By Khetam Malkawi - Apr 07,2015 - Last updated at Apr 07,2015

AMMAN — Despite registering six H1N1 flu-related deaths in Jordan since the beginning of the year, the Health Ministry insisted Tuesday that the disease is now considered a seasonal flu and there is no need to announce a state of emergency.

Ministry Spokesperson Hatem Azrui told The Jordan Times the number of cases diagnosed with the disease was similar to the same period last year, but they were not as heavily covered in the media at the time.

The ministry has registered 152 cases and six fatalities cases of H1N1(swine) flu so far this year, the Jordan News Agency, Petra, reported.

Also on Tuesday, the Anti-Pandemic National Committee stressed the quality of preventive and treatment procedures the Ministry of Health follows in dealing with the H1N1 flu, according to Petra.

At a committee meeting in the ministry, Health Minister Ali Hiasat said changing negative social practices, such as kissing at social occasions, is an important factor in limiting the spread of H1N1.

Mohammad Abdallat, director of the ministry’s communicable diseases control department, said the fatalities registered this year were among high-risk groups, Petra reported. 

Azrui argued that reporting about the disease in the media has created more fear among the public, although the H1N1 flu is like any seasonal flu and in both cases those who are categorised as risk groups should take the flu vaccine and immediately see a doctor if they exhibit any symptoms.

As for the H1N1 vaccine, he said the ministry only vaccinates medics and other workers in public hospitals and health centres.

The spokesperson said the vaccine is available in pharmacies and private hospitals like any other vaccine.

“Still the vaccine is not listed as part of the national vaccination programme,” Azrui noted.

Earlier this week, ministry officials also stressed that there is no need to panic as it is “well-prepared” to deal with new cases.

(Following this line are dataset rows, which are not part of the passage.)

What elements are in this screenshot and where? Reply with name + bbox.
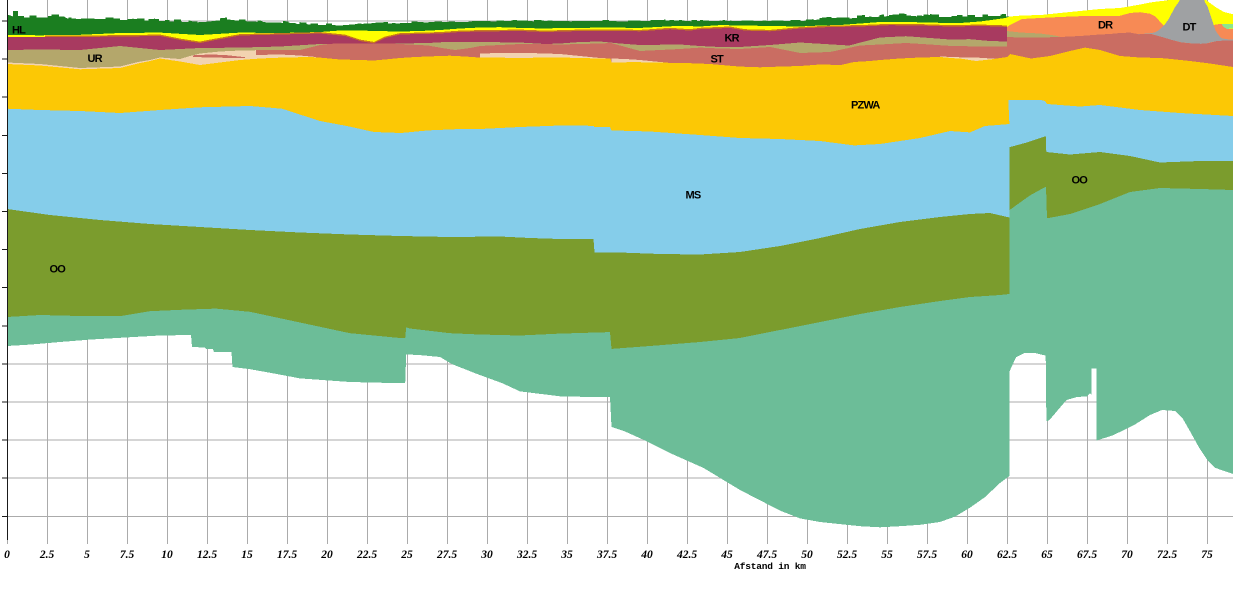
svg-text:55: 55 (881, 549, 893, 561)
svg-text:HL: HL (12, 25, 26, 37)
svg-text:OO: OO (50, 264, 67, 276)
svg-text:42.5: 42.5 (676, 549, 697, 561)
svg-text:5: 5 (84, 549, 90, 561)
svg-text:30: 30 (480, 549, 493, 561)
svg-text:70: 70 (1121, 549, 1133, 561)
svg-text:32.5: 32.5 (516, 549, 537, 561)
svg-text:12.5: 12.5 (197, 549, 217, 561)
svg-text:50: 50 (801, 549, 813, 561)
svg-text:OO: OO (1072, 175, 1089, 187)
svg-text:KR: KR (725, 33, 740, 45)
svg-text:UR: UR (88, 53, 103, 65)
svg-text:0: 0 (4, 549, 10, 561)
svg-text:22.5: 22.5 (356, 549, 377, 561)
svg-text:2.5: 2.5 (39, 549, 55, 561)
svg-text:37.5: 37.5 (596, 549, 617, 561)
svg-text:ST: ST (711, 54, 725, 66)
svg-text:75: 75 (1201, 549, 1213, 561)
svg-text:60: 60 (961, 549, 973, 561)
svg-text:67.5: 67.5 (1077, 549, 1097, 561)
svg-text:15: 15 (241, 549, 253, 561)
svg-text:17.5: 17.5 (277, 549, 297, 561)
svg-text:25: 25 (400, 549, 413, 561)
svg-text:40: 40 (640, 549, 653, 561)
svg-text:65: 65 (1041, 549, 1053, 561)
svg-text:62.5: 62.5 (997, 549, 1017, 561)
svg-text:57.5: 57.5 (917, 549, 937, 561)
svg-text:MS: MS (686, 190, 701, 202)
svg-text:10: 10 (161, 549, 173, 561)
svg-text:45: 45 (720, 549, 733, 561)
svg-text:DT: DT (1183, 22, 1197, 34)
svg-text:7.5: 7.5 (120, 549, 135, 561)
svg-text:Afstand in km: Afstand in km (734, 561, 806, 572)
svg-text:52.5: 52.5 (837, 549, 857, 561)
svg-text:20: 20 (320, 549, 333, 561)
svg-text:PZWA: PZWA (851, 100, 880, 112)
svg-text:47.5: 47.5 (756, 549, 777, 561)
svg-text:72.5: 72.5 (1157, 549, 1177, 561)
svg-text:DR: DR (1098, 20, 1113, 32)
svg-text:35: 35 (560, 549, 573, 561)
svg-text:27.5: 27.5 (436, 549, 457, 561)
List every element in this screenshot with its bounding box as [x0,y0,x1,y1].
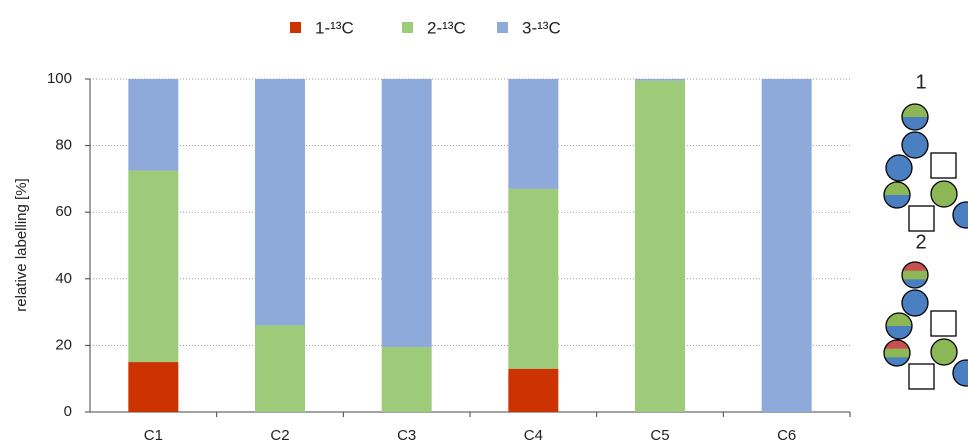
residue-band [902,271,928,280]
y-tick-label: 80 [55,137,72,154]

“The people most vulnerable to the strain are children under five years old, those over 65, dialysis patients, pregnant women and the obese,” Abdallat said in previous remarks to the press, noting that young people can also be infected due to the frequent change of virus behaviour.

He said that around 3 to 5 million people are annually infected around the world, with a death toll estimated at 3 per cent, while the local rate stands at 2.2 per cent. 

Deaths of H1N1-related complications cannot be stopped in Jordan or anywhere else in the world, Abdallat noted.